Colleges examine the former Soviet Union's enormous influence over global economic, political, social and environmental developments
(Feb. 10, 2004) GENEVA, N.Y.– A Russian winter carnival–including bonfires, snow sculpting, food, music and dancing–will set the mood for an intensive investigation into the former Soviet Union's continuing impact worldwide.
The symposium, “Aftershocks: How the Soviet Collapse is Reshaping the World,” takes place Tuesday, Feb. 24, on the Hobart and William Smith campus. Four experts will present discussions on issues ranging from finances to ethnic conflict.
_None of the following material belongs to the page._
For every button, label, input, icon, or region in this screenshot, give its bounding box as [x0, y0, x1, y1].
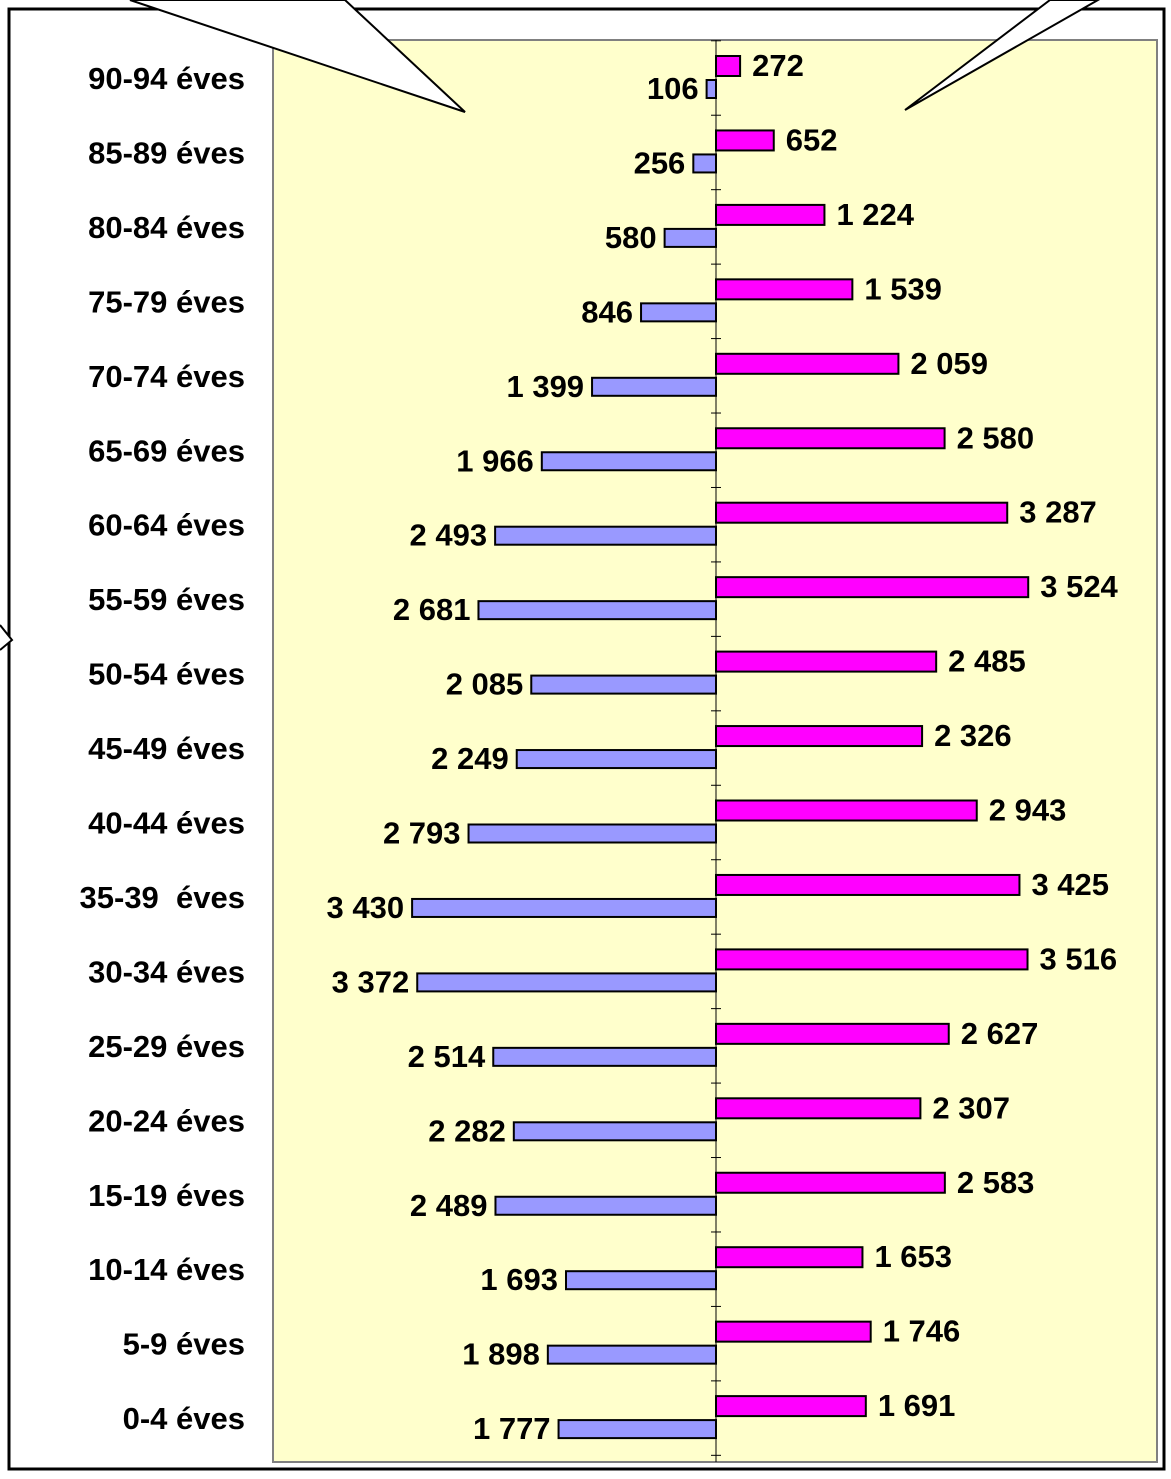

Nancy Ries presents “Coping with Violence in Conditions of Social Upheaval,” focusing on the effects of poverty, crime and the mafia on contemporary Russian life. Ries is director of the Peace Studies Program and associate professor of anthropology at Colgate University, and the author of the Heldt Prize-winning book “Russian Talk: Culture and Conversation During Perestroika.” Her lecture is at 10:20 a.m. in the Geneva Room.
At noon, in the Faculty Dining Room of the Scandling Center, Christine Loomis presents “Fostering Financial Markets and Entrepreneurship in Russia.” She will discuss her work with businesses and high-growth entrepreneurs. Loomis was senior vice president and director of the Bank Partner Program of the U.S.-Russia Investment Fund in Moscow from 1996 until 2002. She is a member of the Professional Advisory Council of the Harriman Institute at Columbia University.
Georgi Derluguian, assistant professor of sociology and international studies at Northwestern University, is a world-systems theorist with extensive research experience in Africa, the Caucuses, and Central Asia. His work deals with the way political transformation affects ethnic and global conflict, in the former Soviet Union and around the world. Derluguian will present “Soviet Collapse, Ethnic Conflict and Implications for Third World Development” at 1:30 p.m. in Albright Auditorium.
The concluding lecturer is world renowned journalist and author Ahmed Rashid. Rashid covers Pakistan, Afghanistan and Central Asia for the Wall Street Journal and London's Daily Telegraph. He is the author of the national best-seller “Taliban,” and most recently, “Jihad.” Rashid's talk, “Post 9/11 Power Rivalry in Central Asia and the War on Terrorism,” begins at 7:30 p.m. in Albright Auditorium.
Two student panels also have been organized: “Russian Environmental Issues: Aral Sea, Lake Baikal, and Limits on Agriculture” at 8:45 a.m. in Coxe Hall, Room 8; and “Old and New Religious Issues in Russia: Tolerance, the State, and Marginal Religiosity” at 3 p.m. in the Fisher Center.